Ninety seconds later, Samantha announced she had the data.

‘Okay,’ said Mac. ‘I need you to query the JPJ database in Malaysia and see if you can match that VIN to either a first owner, or the buyer of the vehicle through Cameron Toyota in KL, okay?’

‘Cameron Toyota,’ said Samantha. ‘This a stolen vehicle?’

‘I don’t know,’ said Mac. ‘If Cameron Toyota doesn’t come up on the JPJ, you’ll have to do a company search to find the entity behind Cameron, and then do an ownership match from there. Can do?’

‘Can do, Albion,’ said Samantha.

‘Then we need to match that VIN against new registrations in Ho Chi Minh City — I think we query the Traffic Police Department.’

‘Sure, Albion — what are we looking for?’

‘Ownership, I think, perhaps compliance paperwork for an imported vehicle,’ said Mac, kicking himself for not knowing if the rego was Malaysian or Vietnamese.

Having a fast, hot shower, Mac plundered his toilet bag for painkillers and came up with his last two Panadeine Fortes. Washing them down with the beer, he gasped as he got his leg into position under the bedcovers and adjusted the ice pack on his left knee.

Drifting off, he tried to get the image of Jim Quirk out of his head and attempted to fit Geraldine McHugh into Captain Loan’s thinking. Why was a cop asking about Quirk’s wife?

As sleep took him the phone rang, waking Mac with a start. Picking up, he croaked his hello to Samantha and fossicked for a pad and pen on the bedside table.

‘Yeah?’ said Mac, sitting up.

‘The VIN was registered to a company in Kuala Lumpur in August 2006,’ said Samantha.

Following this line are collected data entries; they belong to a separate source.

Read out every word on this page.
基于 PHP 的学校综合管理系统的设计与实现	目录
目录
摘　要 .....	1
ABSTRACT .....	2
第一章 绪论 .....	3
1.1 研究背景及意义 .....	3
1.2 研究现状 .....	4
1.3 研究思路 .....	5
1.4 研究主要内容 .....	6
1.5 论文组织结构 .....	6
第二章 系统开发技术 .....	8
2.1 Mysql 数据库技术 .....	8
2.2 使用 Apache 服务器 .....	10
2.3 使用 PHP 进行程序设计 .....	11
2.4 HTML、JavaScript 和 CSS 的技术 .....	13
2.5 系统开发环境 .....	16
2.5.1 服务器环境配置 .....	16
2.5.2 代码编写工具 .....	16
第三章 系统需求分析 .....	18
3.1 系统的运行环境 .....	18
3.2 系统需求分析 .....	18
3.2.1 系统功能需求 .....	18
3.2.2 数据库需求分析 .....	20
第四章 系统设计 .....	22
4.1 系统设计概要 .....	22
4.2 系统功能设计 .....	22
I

‘Name?’ said Mac, his head swimming.

‘Highland Surveying. It’s listed as a provider of surveying services to the logging and mining industries.’

‘Okay.’

She continued, ‘Ho Chi Minh Traffic Police has no record of the VIN or rego.’

‘Okay, what about Hanoi?’ said Mac.

‘Vehicle rego is national in Vietnam,’ said Samantha.

Thinking about it, Mac wondered if he had the wrong VIN — but it couldn’t be that because the VIN had already been paired with Cameron Toyota’s spare key under the seat.

‘Can we try Cambodia?’ said Mac, knowing how much traffic flowed between the two countries.

‘Can you give me five minutes?’

‘I’ll wait,’ said Mac, limping into the bathroom on the hunt for more painkillers.

As Mac wondered if this call counted as staying out of trouble by Scotty’s definition, Samantha came back on the line.

‘Royal Government of Cambodia registered that VIN in February of this year.’

‘To whom?’ said Mac.

‘A company called Bright Star Consulting,’ said Samantha. ‘Listed as infrastructure consultants for inbound foreign investors, specialising in forestry, mining and resources processing.’